Julia rummaged through her backpack, and I tossed a cookie crumb at a pigeon. Looking at Julia, you’d never know these thoughts were going on in her head. That was the beauty of it. In fact you’d only remember seeing her a few moments after she’d gone. She would make a great spy–a fact underlined by the object she held out to me.

I read the nameplate: “Chris Berkovsky.”

“My boss,” she said.

“You have his desk plaque thing.”

She hugged it to her chest, “I do, and for an hour it’s mine to do with as I please.”

This was new. “You stole his name,” I said, laughing.

“Borrowed it,” Julia corrected. “I have to return it after lunch without being caught. That’s the challenge.”

“Of course,” I said. “This is the guy who pissed you off about a month ago, right? About… something about micromanaging a project you were working on?”

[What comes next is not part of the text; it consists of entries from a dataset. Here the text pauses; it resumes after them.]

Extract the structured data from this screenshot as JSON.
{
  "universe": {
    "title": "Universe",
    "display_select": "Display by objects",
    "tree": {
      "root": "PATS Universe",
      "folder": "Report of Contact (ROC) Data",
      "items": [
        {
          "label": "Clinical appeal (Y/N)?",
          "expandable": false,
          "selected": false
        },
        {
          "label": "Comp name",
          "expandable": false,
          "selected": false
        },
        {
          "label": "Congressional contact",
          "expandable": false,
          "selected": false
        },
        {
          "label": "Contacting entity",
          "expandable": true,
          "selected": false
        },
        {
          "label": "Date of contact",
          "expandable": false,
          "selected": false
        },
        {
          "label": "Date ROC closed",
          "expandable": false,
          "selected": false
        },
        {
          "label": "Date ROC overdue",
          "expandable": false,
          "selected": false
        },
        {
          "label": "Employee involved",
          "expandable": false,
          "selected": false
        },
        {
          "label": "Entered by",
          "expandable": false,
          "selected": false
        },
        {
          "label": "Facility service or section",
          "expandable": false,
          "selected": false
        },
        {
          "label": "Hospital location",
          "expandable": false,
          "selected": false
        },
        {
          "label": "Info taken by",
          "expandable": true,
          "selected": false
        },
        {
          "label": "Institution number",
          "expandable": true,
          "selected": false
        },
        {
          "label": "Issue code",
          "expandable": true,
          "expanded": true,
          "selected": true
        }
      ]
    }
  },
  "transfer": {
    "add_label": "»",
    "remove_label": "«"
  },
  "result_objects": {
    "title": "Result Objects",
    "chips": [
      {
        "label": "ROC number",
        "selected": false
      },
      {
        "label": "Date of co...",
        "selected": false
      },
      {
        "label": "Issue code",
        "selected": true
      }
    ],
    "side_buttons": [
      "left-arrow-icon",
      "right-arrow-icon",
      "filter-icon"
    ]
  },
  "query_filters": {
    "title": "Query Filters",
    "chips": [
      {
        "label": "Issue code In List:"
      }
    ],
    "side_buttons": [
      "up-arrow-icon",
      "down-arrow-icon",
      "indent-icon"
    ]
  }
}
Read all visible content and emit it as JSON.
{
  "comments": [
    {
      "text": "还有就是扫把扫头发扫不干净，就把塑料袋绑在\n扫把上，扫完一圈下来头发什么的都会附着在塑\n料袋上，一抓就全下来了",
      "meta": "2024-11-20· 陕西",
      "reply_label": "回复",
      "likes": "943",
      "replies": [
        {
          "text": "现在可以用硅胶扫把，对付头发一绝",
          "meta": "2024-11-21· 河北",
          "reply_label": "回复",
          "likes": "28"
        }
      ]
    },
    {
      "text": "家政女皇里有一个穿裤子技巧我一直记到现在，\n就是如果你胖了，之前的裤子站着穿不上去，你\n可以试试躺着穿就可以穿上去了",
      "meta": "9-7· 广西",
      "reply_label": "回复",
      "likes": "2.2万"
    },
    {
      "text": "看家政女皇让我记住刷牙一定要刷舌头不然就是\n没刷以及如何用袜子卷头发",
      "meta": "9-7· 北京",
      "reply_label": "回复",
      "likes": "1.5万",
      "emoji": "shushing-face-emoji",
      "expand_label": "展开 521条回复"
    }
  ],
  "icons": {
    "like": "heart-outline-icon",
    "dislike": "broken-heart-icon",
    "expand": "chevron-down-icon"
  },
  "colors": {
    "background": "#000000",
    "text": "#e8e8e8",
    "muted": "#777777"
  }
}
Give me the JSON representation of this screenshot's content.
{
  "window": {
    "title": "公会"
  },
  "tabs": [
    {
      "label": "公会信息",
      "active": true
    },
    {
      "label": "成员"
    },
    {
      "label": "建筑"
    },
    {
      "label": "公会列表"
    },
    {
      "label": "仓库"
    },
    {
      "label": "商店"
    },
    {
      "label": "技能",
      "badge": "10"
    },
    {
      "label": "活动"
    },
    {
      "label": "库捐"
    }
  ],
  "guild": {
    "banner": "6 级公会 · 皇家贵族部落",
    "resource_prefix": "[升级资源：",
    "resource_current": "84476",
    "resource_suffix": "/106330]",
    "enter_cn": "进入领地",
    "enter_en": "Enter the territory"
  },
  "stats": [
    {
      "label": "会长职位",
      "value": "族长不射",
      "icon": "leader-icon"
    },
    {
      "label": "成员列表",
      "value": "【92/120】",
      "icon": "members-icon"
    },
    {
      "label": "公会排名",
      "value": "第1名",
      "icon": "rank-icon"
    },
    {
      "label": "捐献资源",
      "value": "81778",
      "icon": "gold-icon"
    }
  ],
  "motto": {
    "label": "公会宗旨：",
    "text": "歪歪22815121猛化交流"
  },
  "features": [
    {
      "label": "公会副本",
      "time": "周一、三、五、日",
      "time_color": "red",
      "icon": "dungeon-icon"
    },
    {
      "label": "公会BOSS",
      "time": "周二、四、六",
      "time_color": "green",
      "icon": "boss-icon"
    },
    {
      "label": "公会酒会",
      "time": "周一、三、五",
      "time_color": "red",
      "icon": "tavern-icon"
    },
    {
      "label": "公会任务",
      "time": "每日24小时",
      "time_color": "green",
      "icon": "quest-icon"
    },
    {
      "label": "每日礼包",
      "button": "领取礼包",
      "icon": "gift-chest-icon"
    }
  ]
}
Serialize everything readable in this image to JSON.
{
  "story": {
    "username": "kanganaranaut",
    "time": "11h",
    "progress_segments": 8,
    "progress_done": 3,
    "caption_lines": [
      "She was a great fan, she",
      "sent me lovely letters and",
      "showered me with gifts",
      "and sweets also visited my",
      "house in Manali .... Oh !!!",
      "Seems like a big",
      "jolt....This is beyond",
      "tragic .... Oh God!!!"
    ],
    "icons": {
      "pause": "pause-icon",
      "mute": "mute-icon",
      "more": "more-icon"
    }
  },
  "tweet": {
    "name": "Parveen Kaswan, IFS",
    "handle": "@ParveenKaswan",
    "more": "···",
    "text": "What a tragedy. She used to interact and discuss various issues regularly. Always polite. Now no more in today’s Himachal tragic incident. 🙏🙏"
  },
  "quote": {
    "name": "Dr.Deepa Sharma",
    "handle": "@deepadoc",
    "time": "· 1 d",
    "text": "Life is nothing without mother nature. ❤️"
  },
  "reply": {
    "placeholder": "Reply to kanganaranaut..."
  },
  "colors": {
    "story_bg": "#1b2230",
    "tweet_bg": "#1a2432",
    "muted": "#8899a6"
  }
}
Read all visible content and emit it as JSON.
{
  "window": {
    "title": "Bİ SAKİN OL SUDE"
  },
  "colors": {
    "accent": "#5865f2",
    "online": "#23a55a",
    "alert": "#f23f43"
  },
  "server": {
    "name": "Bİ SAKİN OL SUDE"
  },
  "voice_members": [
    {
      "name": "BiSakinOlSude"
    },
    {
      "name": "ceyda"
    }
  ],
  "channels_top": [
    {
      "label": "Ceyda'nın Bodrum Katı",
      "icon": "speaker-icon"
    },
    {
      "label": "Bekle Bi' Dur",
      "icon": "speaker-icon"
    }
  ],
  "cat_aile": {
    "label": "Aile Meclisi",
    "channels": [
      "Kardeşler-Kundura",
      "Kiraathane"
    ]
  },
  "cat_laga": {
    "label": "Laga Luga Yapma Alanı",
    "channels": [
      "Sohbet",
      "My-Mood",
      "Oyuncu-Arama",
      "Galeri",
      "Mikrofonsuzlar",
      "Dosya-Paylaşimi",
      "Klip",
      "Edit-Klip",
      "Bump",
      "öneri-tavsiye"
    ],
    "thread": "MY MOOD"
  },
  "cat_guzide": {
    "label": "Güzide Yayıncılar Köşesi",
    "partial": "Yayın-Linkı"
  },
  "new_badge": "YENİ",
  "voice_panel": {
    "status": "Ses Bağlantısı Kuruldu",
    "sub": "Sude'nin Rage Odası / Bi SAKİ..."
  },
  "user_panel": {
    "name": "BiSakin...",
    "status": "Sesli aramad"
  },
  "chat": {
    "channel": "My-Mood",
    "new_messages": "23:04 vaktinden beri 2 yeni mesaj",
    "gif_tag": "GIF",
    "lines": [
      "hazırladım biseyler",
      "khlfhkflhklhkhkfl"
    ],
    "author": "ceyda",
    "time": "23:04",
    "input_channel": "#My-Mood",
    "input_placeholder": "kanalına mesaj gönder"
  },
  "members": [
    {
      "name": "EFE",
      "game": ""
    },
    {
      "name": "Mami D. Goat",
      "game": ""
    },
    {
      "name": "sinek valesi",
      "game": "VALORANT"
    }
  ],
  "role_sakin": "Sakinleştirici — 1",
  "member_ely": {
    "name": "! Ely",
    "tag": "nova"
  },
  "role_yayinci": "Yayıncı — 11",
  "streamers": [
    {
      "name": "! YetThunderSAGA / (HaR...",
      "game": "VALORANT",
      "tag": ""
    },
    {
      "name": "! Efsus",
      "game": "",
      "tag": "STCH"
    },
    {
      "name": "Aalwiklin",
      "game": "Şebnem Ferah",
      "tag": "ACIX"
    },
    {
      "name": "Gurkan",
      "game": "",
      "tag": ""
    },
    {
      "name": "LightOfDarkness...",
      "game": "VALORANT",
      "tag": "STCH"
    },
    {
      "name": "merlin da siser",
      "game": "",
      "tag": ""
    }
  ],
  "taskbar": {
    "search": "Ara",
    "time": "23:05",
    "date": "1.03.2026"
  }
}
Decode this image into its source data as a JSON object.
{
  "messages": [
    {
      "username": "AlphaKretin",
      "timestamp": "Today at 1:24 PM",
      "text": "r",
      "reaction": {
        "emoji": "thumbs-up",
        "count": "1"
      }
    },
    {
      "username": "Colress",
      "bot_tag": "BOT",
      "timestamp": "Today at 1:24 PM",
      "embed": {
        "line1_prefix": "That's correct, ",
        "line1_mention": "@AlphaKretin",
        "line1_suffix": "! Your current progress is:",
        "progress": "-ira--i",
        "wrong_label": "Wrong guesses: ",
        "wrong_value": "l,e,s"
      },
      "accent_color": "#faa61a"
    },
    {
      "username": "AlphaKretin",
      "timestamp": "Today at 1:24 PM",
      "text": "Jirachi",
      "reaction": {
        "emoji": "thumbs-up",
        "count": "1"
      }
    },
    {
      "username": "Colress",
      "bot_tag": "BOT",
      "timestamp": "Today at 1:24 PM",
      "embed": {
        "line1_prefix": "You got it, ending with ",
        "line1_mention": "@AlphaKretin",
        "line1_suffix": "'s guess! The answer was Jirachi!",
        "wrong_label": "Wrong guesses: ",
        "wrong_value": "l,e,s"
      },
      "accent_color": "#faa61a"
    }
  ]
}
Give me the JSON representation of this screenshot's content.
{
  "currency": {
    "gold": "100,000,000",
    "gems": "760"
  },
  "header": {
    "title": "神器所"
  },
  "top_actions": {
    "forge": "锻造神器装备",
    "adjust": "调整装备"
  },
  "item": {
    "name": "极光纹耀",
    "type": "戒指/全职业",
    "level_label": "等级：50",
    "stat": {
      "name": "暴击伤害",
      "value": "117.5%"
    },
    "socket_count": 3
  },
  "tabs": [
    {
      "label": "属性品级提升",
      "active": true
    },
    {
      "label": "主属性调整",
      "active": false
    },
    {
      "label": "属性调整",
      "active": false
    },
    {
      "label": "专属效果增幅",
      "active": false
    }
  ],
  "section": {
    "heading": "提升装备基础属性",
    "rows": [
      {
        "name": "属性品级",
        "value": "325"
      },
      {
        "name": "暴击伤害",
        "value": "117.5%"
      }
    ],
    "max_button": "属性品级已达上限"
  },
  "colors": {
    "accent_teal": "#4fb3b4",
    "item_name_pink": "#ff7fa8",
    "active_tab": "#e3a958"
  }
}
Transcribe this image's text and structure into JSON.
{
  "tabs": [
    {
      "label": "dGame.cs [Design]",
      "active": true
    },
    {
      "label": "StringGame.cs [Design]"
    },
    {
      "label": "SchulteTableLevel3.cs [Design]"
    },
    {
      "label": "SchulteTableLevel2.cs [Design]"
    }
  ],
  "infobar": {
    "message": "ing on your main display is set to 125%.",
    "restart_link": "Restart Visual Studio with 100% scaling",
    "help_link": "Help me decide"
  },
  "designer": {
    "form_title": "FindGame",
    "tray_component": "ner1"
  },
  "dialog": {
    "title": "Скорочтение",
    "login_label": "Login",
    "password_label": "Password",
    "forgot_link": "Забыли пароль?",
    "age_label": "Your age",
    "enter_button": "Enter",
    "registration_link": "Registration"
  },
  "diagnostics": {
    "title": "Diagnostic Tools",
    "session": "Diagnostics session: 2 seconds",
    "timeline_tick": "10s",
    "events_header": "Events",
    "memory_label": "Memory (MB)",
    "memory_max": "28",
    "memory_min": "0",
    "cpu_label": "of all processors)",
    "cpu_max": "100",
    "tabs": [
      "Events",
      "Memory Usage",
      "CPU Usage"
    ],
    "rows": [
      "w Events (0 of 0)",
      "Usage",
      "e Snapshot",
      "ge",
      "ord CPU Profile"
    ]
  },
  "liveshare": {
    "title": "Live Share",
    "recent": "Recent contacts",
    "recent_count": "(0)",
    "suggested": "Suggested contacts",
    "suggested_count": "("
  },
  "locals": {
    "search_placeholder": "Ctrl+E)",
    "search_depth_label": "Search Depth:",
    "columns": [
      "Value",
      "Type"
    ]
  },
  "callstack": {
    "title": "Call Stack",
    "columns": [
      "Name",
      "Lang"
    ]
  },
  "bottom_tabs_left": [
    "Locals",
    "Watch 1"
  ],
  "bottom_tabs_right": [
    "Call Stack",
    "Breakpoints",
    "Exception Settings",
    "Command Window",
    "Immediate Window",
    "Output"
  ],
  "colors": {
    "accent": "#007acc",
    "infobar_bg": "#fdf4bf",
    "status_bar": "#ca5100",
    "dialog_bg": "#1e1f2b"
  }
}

She returned the nameplate to her bag with some satisfaction, and brought out a sandwich wrapped in wax paper. “Oh, he’s always doing that. He’s on me constantly for the tiniest of details, but his criticism is baseless. I know he’s making it all up because after he’s barfed all over a project, I’ll take it back to my desk for a half hour, make a new printout, and take it to him. Then he’s fine with it. As long as he’s had his moment to press his thumb to my spine he’s okay.”